Tuesday, as part of the companys first quarter results announcement, Encana Corp. (NYSE: ECA), based in Calgary, Alberta, Canada, said its San Juan acreage is commercial, meaning the company believes it can profitably drill and produce in New Mexico San Juan Basin.
Encana, like many energy companies across the country, has stepped up its search for oil due to the comparatively low level of natural gas commodity prices.
On the Colorado side of the border, the San Juan Basin is well known for its ability to produce natural gas from underground coal seams.
In New Mexico, Encana has partnered with local companies that have worked in the area for years, Hock said. The partnerships have drilled several wells horizontal wells into the Mancos shale formation.

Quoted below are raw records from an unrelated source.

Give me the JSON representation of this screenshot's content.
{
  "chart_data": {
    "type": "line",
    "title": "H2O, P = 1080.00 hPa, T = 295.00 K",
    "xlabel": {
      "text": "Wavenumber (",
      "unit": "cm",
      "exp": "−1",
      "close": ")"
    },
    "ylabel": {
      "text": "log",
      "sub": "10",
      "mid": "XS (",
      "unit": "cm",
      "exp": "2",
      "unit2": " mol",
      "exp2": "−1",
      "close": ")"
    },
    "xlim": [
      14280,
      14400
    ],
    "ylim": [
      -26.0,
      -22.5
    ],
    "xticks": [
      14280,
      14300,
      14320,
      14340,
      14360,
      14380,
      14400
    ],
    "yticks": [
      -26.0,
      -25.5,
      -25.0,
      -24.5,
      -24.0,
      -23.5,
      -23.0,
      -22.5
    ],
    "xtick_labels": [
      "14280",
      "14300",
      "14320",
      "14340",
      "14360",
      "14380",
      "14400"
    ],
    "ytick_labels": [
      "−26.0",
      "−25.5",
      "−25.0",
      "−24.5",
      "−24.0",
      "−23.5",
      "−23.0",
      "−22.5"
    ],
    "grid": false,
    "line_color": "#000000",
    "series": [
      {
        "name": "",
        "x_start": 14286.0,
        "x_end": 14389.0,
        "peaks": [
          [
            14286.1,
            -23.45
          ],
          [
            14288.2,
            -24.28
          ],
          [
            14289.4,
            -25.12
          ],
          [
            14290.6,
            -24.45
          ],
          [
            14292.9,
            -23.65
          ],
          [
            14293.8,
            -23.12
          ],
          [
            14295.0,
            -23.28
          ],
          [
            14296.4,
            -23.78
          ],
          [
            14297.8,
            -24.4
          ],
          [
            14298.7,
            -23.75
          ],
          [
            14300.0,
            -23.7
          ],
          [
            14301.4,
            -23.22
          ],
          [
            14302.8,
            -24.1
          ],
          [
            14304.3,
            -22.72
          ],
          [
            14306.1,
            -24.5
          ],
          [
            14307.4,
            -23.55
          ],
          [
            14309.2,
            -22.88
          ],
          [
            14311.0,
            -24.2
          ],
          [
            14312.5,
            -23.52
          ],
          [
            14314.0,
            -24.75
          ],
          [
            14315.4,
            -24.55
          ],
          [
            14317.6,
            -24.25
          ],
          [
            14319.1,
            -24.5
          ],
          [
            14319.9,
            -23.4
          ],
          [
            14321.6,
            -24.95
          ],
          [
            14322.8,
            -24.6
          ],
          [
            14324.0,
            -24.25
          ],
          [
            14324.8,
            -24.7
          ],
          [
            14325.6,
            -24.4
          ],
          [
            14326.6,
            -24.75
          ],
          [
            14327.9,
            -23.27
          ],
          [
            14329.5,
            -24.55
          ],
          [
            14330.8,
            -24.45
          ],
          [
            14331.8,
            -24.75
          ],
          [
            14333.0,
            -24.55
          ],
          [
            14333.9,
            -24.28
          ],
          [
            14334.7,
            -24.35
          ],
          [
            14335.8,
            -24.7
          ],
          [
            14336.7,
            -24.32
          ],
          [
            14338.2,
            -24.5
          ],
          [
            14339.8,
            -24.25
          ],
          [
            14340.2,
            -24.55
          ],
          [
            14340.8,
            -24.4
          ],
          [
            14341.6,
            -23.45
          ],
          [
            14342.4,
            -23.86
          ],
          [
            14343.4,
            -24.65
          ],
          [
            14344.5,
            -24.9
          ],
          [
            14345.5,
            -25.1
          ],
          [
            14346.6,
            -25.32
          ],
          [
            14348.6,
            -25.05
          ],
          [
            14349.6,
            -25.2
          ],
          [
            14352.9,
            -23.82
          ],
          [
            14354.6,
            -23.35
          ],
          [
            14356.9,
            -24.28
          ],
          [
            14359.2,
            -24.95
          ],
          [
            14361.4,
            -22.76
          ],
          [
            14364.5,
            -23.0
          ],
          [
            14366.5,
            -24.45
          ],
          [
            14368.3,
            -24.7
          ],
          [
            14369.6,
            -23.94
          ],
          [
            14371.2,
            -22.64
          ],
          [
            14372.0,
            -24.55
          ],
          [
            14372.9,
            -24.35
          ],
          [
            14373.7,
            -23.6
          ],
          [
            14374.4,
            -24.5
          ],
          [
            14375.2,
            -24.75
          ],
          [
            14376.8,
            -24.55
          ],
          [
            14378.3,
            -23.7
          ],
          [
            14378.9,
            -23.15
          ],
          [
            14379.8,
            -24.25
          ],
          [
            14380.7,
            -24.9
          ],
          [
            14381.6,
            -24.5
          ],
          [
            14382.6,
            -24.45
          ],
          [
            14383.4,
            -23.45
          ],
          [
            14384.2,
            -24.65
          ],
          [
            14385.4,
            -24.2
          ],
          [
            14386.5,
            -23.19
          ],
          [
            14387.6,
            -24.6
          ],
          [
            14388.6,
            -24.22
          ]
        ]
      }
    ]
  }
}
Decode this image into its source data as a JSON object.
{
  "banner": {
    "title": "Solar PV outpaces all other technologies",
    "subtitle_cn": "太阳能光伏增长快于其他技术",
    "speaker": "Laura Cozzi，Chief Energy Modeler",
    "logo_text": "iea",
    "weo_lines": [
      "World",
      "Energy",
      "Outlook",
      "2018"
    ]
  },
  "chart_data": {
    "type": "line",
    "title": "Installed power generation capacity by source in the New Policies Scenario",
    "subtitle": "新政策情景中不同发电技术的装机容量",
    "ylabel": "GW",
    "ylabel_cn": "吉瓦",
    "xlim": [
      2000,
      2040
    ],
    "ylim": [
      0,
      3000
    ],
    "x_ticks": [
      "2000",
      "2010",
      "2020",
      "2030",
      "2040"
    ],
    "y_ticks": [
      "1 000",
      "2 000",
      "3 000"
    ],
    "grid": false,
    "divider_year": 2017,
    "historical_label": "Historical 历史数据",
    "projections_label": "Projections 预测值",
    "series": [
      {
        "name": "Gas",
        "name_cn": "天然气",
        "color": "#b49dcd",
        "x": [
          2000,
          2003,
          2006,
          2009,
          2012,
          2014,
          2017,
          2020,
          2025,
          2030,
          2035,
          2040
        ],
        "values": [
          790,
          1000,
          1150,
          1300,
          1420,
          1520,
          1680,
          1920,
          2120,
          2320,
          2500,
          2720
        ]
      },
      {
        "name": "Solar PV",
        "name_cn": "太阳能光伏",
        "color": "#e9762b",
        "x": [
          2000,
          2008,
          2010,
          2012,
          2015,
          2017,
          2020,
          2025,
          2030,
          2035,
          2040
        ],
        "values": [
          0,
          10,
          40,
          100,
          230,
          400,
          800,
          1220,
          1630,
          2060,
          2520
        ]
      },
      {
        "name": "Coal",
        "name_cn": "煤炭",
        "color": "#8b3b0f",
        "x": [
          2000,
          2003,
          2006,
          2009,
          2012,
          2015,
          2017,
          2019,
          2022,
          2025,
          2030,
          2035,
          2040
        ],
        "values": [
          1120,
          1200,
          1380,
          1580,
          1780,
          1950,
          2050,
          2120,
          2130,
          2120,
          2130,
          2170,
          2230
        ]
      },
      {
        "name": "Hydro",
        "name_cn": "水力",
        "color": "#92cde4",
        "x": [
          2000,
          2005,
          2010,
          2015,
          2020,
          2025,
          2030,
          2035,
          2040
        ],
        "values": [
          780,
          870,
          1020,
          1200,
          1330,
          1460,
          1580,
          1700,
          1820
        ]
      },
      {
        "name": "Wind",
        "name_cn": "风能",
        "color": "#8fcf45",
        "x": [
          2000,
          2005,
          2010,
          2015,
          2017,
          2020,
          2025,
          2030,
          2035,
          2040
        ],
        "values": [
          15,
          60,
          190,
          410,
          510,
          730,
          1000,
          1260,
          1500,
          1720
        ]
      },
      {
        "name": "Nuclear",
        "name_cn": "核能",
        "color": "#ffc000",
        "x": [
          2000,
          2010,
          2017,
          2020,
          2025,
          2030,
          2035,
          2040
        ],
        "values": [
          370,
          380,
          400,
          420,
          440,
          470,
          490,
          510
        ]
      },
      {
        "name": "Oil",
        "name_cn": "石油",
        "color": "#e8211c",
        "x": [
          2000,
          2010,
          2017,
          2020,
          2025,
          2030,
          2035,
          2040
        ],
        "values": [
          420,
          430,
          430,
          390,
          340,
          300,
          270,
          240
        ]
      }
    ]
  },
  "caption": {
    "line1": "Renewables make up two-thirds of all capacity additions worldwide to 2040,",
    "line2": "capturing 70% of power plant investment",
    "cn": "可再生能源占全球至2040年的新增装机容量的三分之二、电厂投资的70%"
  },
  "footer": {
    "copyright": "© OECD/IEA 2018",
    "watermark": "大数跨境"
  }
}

Encana spent about $100 million in the basin in 2012 and expects to spend about the same amount in 2013, Hock said.
Encana has 160,000 net acres of mineral rights in the basin and running two drilling rigs with a third drilling rig expected to be moved into the area by the end of the year, the company said.
The last five wells Encana drilled in the San Juan area had initial, 30-day production rates of oil, gas and natural gas liquids (NGLs) ranging from the equivalent of 150 barrels of oil per day to 700 barrels of oil per day.
About 80 percent of the total production was oil, the company said. Wells have cost between $5 million and $6 million to drill.
Encanas Jeff Wojahn, executive vice president and president of the U.S. division, said during a conference call with analysts that each well in the San Juan area may produce between 200,000 barrels and 700,000 barrels of oil over its lifetime.